The Chaska School District's Boundary Task Force has decided to bypass a plan that would have balanced racial and socio-economic diversity between Chaska High and the new Chanhassen High due to open in 2009.
The panel instead will recommend a plan that allows students to go to school with other students from the city where they live, the district said.
School board members are expected to discuss and possibly vote on the proposal at a meeting Thursday. If the plan is adopted, it likely would be in effect for several years.
Task force members developed the diversity-balancing plan recently after hearing criticism about their original proposal from residents concerned that the new school's student population would be more affluent than that at Chaska High.
"The task force felt it had to respond and do a second proposal that let go of keeping cities together," said Nancy Kracke, the district's community relations director. "It's a collision of two important values in this community."

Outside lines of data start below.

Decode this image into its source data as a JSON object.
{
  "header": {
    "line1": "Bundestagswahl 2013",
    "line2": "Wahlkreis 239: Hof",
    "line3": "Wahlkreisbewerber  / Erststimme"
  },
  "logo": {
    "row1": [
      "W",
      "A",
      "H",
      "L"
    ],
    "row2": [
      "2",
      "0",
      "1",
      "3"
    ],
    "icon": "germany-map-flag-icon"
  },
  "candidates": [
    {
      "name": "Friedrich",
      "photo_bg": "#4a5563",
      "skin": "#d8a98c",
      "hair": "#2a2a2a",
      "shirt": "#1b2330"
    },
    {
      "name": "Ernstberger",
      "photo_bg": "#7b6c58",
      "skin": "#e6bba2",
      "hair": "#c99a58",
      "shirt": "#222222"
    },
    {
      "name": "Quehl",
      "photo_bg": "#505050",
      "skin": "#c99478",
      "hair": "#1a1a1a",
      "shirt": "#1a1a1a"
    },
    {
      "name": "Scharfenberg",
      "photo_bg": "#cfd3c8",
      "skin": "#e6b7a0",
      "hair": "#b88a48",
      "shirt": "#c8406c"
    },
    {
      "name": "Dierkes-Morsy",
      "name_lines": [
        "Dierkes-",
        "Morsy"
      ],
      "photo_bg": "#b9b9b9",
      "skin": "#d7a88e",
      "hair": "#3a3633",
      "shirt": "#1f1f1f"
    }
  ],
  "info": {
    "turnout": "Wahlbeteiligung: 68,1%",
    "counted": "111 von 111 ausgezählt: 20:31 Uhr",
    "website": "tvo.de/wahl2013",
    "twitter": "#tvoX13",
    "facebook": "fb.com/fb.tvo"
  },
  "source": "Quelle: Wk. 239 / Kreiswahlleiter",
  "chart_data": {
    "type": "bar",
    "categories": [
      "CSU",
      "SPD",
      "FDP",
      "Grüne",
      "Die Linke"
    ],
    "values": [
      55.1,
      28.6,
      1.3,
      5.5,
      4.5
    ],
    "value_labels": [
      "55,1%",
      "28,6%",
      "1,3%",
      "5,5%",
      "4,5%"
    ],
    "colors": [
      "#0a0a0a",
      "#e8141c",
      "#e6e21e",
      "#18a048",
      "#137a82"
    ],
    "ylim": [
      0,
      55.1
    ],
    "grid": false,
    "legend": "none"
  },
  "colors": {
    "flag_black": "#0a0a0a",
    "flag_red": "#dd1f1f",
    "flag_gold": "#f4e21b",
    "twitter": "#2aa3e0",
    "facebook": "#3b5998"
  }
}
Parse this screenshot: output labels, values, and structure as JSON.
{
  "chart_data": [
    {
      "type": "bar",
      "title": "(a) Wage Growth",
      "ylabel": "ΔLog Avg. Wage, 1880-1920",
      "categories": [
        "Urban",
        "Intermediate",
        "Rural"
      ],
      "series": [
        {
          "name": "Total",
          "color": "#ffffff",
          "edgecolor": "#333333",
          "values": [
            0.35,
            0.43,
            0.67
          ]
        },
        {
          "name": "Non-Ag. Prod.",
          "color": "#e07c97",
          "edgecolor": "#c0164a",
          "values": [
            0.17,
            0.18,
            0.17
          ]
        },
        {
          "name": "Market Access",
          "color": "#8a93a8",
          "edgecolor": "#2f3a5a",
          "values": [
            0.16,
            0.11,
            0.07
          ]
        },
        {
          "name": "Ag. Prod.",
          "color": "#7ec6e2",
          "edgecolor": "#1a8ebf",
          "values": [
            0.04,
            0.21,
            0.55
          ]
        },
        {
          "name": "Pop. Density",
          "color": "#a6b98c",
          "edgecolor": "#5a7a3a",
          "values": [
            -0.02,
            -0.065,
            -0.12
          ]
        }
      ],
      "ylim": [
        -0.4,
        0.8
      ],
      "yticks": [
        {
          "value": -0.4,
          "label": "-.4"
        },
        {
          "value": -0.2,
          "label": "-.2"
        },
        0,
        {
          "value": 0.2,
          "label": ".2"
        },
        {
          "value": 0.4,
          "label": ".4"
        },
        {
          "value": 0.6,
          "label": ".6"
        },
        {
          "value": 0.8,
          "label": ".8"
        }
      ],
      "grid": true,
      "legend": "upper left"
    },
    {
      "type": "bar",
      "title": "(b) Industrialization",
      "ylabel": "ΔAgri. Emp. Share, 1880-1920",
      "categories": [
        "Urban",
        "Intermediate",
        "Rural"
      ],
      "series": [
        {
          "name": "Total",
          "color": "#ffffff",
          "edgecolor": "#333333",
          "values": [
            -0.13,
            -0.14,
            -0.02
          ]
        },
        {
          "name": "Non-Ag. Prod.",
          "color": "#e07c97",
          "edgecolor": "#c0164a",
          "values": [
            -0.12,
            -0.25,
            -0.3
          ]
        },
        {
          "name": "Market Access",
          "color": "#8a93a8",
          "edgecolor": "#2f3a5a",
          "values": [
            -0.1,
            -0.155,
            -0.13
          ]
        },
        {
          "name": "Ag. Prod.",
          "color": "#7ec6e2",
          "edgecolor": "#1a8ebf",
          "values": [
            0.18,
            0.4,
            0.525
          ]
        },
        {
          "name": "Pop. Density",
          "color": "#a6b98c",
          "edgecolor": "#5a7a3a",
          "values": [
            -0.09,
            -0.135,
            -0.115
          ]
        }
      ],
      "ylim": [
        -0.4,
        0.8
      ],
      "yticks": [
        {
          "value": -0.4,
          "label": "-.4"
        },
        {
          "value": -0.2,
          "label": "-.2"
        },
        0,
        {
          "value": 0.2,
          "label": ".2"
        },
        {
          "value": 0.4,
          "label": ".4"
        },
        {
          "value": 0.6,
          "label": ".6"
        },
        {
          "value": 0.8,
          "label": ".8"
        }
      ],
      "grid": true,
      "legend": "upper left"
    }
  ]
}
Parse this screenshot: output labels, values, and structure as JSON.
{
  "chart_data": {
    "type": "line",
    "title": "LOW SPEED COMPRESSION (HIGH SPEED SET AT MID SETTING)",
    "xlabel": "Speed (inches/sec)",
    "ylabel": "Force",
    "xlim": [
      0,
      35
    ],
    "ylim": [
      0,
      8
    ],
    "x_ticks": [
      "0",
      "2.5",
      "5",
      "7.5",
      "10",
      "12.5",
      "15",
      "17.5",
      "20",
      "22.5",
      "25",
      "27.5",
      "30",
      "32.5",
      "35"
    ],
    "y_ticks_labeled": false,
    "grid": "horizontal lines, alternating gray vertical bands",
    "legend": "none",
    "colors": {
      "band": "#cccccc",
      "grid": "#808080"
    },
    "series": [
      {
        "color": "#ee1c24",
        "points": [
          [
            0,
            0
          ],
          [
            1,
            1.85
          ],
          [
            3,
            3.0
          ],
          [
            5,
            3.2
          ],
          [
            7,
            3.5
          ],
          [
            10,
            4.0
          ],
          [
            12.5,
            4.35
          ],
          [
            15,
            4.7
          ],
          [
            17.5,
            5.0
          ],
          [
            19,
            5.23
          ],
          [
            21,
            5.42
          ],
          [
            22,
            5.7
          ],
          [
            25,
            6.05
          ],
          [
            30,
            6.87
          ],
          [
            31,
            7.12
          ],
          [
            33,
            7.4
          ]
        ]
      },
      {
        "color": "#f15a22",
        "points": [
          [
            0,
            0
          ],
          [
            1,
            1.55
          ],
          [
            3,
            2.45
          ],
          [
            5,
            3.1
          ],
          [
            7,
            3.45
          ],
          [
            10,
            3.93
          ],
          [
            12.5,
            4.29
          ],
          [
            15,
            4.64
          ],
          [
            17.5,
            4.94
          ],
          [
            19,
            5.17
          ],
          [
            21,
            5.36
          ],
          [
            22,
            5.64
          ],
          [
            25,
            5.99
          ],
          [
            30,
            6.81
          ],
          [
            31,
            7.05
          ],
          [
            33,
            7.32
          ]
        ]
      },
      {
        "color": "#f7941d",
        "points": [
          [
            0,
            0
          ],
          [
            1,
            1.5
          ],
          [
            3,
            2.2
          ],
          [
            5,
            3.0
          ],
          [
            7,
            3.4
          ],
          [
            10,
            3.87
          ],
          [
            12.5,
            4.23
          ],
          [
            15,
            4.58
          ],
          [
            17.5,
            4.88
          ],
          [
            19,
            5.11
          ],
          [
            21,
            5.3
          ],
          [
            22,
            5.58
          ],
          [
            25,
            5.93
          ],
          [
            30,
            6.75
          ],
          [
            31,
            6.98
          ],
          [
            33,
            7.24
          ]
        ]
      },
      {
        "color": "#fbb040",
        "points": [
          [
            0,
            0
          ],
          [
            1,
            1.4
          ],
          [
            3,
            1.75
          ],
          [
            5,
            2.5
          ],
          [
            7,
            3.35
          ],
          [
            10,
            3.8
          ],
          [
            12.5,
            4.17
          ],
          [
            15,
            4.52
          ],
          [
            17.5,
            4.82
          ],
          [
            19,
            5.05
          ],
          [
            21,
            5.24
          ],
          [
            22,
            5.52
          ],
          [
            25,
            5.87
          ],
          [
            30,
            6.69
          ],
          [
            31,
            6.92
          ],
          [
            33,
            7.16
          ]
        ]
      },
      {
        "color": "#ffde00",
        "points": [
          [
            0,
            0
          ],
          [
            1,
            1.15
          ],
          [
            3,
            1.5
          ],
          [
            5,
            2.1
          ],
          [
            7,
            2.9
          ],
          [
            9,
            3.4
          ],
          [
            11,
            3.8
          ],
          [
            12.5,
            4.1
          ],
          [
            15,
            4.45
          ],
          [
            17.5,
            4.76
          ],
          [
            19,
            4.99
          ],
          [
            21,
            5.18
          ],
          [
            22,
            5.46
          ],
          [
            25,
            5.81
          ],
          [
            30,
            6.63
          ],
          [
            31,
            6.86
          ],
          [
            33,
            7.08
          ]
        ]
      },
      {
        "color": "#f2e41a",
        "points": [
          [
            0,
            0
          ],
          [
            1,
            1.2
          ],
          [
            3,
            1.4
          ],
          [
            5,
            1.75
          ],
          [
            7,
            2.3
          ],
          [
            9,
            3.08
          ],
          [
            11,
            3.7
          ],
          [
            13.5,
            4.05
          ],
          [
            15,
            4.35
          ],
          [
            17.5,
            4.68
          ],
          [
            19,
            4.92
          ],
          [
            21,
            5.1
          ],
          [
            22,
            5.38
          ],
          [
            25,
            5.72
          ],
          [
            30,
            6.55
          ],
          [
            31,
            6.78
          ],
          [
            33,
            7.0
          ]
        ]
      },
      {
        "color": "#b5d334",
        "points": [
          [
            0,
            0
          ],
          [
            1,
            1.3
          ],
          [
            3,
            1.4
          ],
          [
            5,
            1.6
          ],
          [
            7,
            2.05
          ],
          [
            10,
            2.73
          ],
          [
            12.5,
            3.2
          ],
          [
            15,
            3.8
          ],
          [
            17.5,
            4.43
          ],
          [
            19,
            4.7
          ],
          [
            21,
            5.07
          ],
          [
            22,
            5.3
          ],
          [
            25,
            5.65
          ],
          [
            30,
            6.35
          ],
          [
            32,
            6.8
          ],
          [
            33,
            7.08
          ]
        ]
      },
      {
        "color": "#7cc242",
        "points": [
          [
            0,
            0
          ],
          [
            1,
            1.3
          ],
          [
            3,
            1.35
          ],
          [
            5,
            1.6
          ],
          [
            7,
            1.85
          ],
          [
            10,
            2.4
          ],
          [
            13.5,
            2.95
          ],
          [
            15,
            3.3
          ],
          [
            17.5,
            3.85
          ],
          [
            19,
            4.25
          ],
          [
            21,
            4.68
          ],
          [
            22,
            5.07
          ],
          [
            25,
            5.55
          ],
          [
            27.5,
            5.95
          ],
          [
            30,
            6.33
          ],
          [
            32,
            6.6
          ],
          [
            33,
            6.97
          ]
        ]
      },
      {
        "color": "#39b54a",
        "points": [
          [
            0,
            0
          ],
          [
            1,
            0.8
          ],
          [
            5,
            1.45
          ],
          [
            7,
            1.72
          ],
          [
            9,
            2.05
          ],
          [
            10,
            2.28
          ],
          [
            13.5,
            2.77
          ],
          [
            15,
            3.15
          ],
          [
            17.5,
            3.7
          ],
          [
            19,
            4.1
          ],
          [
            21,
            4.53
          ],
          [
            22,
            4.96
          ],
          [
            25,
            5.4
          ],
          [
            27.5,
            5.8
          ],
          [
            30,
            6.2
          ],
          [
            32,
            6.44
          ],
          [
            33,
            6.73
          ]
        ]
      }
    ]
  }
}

Under the original proposal -- the one the task force will now recommend -- about 21 percent of the students at Chaska High would qualify for free or reduced-price meals, compared with 7 percent at Chanhassen High. Similarly, 17 percent of the Chaska High student body would be ethnically diverse compared with 9 percent at Chanhassen High.
Based on the diversity-balancing proposal, 15 percent of the Chaska High students and 13 percent of the Chanhassen High students would qualify for free or reduced-price lunch. And 14 percent of the Chaska High students and 13 percent of the Chanhassen High students would be ethnically diverse, the district said.
While residents praised the district and task force for providing an opportunity to discuss diversity, some parents argued the second plan could do more harm than good for the fast-growing west-suburban school district.